How much should parents know about the online lives of their youth? Is there a point where adult supervision becomes intrusive?
I do think parents need to know enough about the online part of their children’s lives to feel assured that it’s safe and reasonably constructive. The best gauge is probably how much parents feel they need to know about their kids’ offline social lives. The online part is just as individual. And it changes as young people mature, right? The responsibility for staying safe and assessing risk increasingly shifts from parent to child as the latter grows; that’s no different in their online lives, I’d say.
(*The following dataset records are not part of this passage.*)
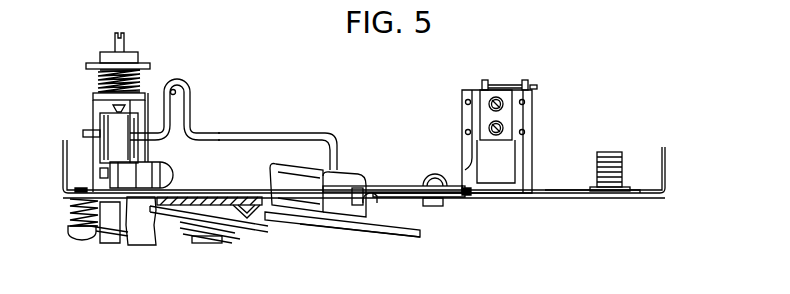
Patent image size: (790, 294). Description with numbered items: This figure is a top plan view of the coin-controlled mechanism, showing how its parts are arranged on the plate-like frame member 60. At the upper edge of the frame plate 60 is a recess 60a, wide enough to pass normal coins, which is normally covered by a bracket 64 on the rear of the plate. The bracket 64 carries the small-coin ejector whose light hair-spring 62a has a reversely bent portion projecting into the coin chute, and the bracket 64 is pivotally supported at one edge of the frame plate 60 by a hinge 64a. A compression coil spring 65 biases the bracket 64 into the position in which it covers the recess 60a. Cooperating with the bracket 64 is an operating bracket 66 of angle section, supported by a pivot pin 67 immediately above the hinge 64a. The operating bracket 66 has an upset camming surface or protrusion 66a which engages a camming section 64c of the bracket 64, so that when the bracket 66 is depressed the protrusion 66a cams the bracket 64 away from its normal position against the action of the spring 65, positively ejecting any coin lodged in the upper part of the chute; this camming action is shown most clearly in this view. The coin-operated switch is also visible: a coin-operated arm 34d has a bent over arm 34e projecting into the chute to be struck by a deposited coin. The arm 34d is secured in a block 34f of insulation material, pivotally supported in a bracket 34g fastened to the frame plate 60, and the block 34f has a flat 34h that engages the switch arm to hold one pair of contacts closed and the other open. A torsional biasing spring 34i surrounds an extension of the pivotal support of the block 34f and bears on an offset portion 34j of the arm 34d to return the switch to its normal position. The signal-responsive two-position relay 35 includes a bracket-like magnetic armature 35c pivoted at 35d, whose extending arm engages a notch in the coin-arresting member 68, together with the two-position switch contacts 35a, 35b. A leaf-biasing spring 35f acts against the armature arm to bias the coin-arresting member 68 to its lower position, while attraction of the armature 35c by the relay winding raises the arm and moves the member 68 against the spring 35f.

The coin-operated element or arm 34d is at (232, 133).
The bent over arm 34e is at (333, 158).
The block of insulation material 34f is at (100, 120).
The bracket 34g is at (95, 100).
The flat 34h is at (130, 146).
The torsional biasing spring 34i is at (138, 82).
The offset portion 34j is at (182, 84).
The two-position relay or switch 35 is at (505, 150).
The switch contact 35a is at (468, 108).
The switch contact 35b is at (505, 80).
The magnetic armature 35c is at (512, 80).
The pivot 35d is at (538, 88).
The leaf-biasing spring 35f is at (518, 170).
The plate-like frame member 60 is at (545, 199).
The recess 60a is at (395, 197).
The light hair-spring 62a is at (415, 231).
The bracket 64 is at (309, 226).
The hinge 64a is at (106, 240).
The camming section 64c is at (252, 218).
The compression coil spring 65 is at (190, 242).
The operating bracket 66 is at (141, 244).
The camming surface or protrusion 66a is at (243, 200).
The pivot pin 67 is at (68, 223).
The coin-arresting member 68 is at (468, 192).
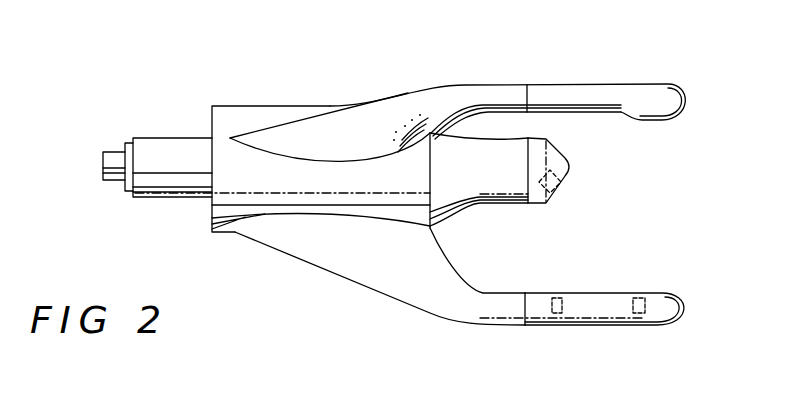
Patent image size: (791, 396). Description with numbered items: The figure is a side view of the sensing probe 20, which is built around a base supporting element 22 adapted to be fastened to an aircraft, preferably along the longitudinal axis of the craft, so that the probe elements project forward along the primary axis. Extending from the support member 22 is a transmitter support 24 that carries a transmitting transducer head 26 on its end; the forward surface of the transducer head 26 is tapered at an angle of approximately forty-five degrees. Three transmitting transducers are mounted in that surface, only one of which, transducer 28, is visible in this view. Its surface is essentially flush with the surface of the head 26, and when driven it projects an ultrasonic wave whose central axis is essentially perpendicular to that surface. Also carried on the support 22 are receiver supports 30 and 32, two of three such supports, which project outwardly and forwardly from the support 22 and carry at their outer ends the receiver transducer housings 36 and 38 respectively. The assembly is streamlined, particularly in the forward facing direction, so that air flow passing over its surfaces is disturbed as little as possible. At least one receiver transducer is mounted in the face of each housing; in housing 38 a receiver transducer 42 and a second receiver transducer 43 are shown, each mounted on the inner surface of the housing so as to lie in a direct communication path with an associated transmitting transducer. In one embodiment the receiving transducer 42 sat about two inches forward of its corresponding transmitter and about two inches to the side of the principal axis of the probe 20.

The probe 20 is at (222, 104).
The base supporting element 22 is at (232, 202).
The transmitter support 24 is at (481, 187).
The transmitting transducer head 26 is at (565, 163).
The transmitting transducer 28 is at (562, 188).
The receiver support 30 is at (370, 120).
The receiver support 32 is at (347, 267).
The receiver transducer housing 36 is at (553, 90).
The receiver transducer housing 38 is at (593, 312).
The receiver transducer 42 is at (638, 303).
The second receiver transducer 43 is at (555, 310).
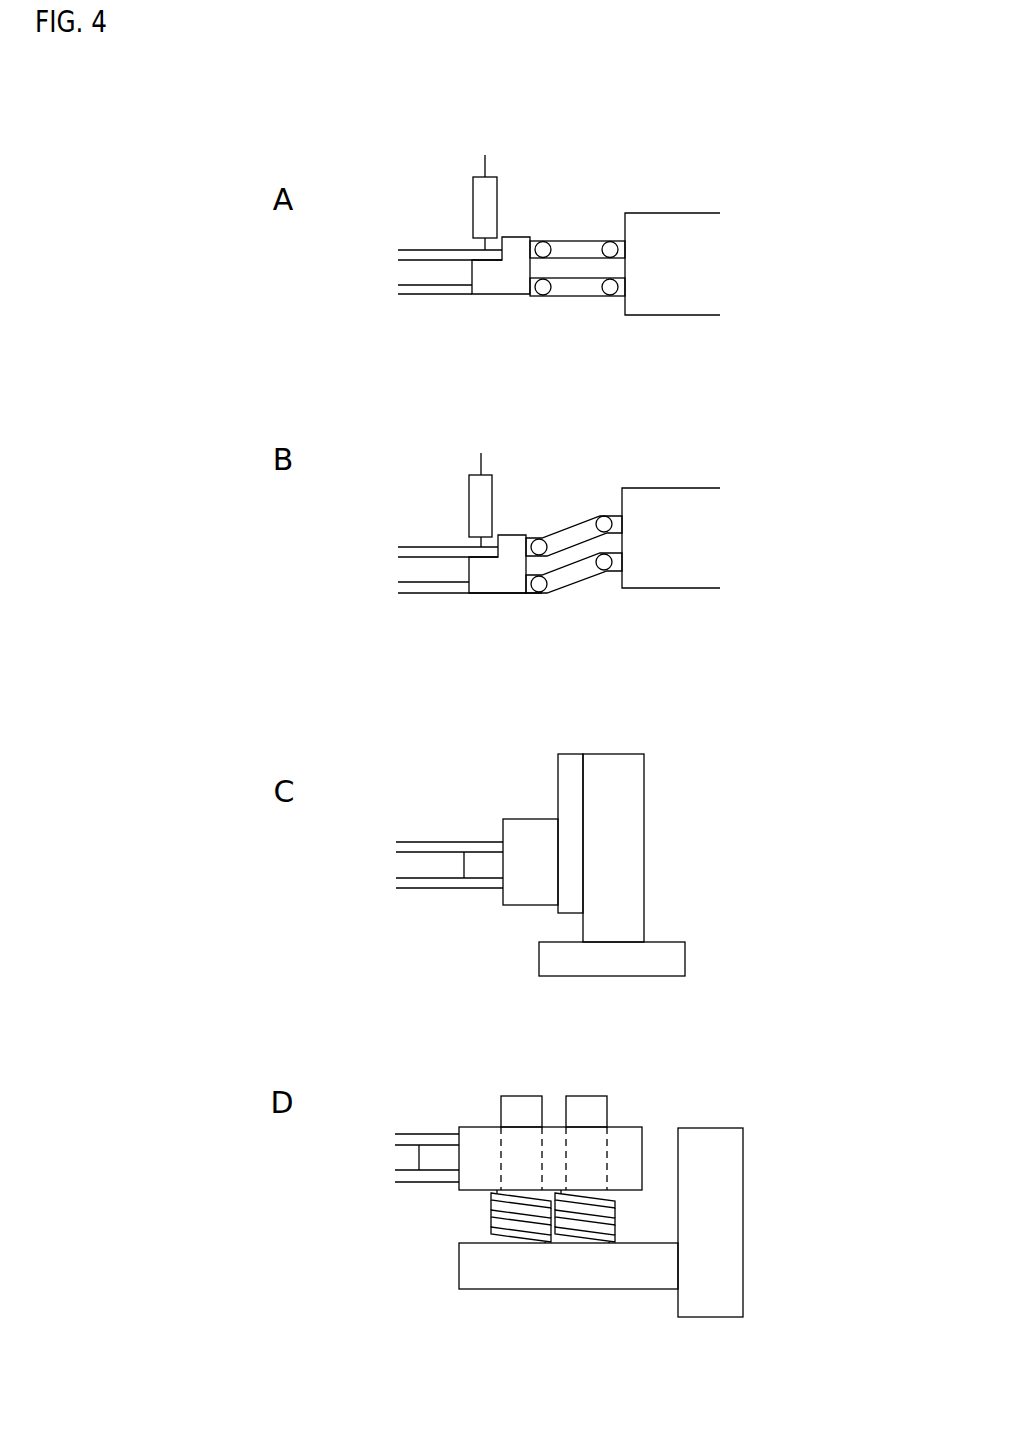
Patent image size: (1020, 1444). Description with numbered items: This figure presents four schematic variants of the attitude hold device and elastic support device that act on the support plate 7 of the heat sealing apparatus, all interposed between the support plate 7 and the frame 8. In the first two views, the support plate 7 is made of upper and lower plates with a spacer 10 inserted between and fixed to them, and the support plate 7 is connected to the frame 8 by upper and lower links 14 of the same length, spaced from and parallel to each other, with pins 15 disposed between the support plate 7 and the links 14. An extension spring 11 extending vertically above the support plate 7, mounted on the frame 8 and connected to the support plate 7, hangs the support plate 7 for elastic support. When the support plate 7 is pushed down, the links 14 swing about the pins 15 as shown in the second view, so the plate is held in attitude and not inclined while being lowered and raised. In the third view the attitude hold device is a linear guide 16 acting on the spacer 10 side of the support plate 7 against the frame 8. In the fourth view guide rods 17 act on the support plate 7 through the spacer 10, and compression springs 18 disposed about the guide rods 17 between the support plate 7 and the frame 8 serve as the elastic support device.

The support plate 7 is at (422, 246).
The frame 8 is at (667, 222).
The spacer 10 is at (498, 282).
The extension spring 11 is at (482, 205).
The links 14 is at (583, 239).
The pins 15 is at (545, 240).
The linear guide 16 is at (564, 790).
The guide rods 17 is at (588, 1108).
The compression springs 18 is at (492, 1213).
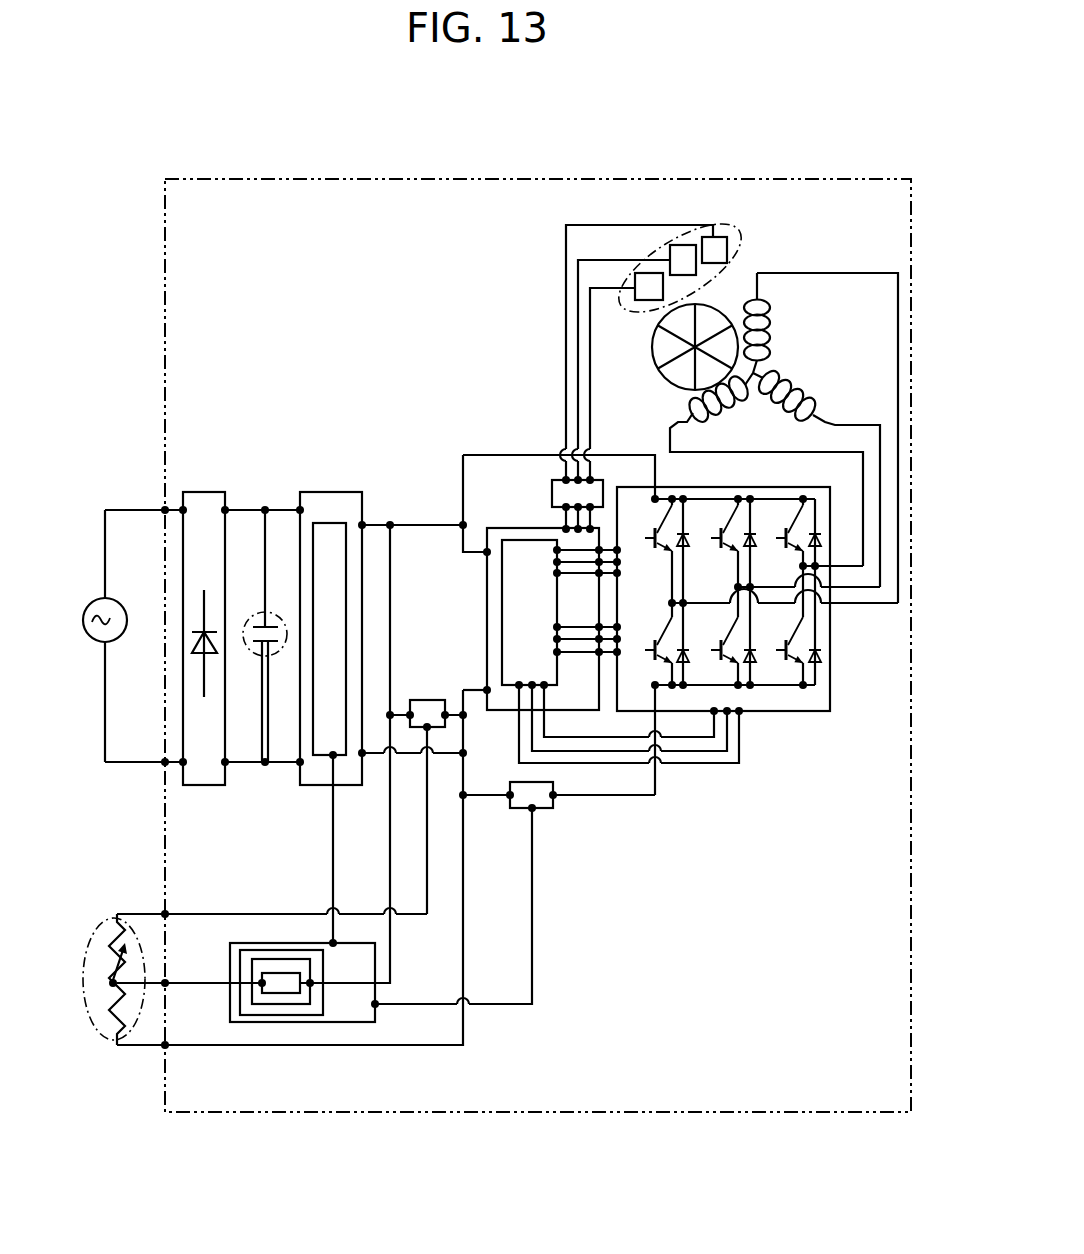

I think there can be a point where adult supervision becomes intrusive, but it’s different for every child. Some parents seem to want to remove all risk from their teenagers’ lives. So – having heard from a couple of researchers that risk assessment is one of the primary tasks of adolescence and having quoted them in our book – I later asked a prominent pediatrician what he thought about this risk- removal tendency, and he very definitely said we’re doing our children a disservice if we don’t let them do that assessment work that helps develop their brains.
Much of the legislation that seeks to “protect” youth gets argued on the basis of protecting childhood innocence and yet gets applied to regulating the conduct of adolescents. What role should an understanding of child development play in developing meaningful response to the online lives of our offspring?
My co-author Larry Magid recently quipped that the Delete Online Predators Act was more like the Delete Online Kids Act – in the sense that it would’ve done nothing to “delete” predators but rather focused on banning kids from social sites in schools and libraries. The legislation that Sens. McCain and Schumer just announced they would be introducing this year is clearly aimed at keeping out predators, because it would require sex offenders to register email addresses and other online contact information in addition to offline data such as phone numbers. This makes sense if it succeeds in extending existing child-protection law into cyberspace. It seems based on what is already known and understood, but I still think more child-development expertise needs to be folded into the public discussion and lawmaking. These have been dominated so far by law enforcement and research on criminal behavior online. There are some wonderful cops out there doing fine child-protection and online-crime-prevention work, but we do badly need to broaden and balance the discussion. For example, state attorneys general have called for age verification of minors in social-networking sites, but they haven’t seemed inclined to entertain a full discussion about the implications for children’s privacy, and the subject of social networking became so negative and associated with predators late last year that social-networking companies were reluctant to take any position on best practices that might counter-balance politically based regulatory efforts.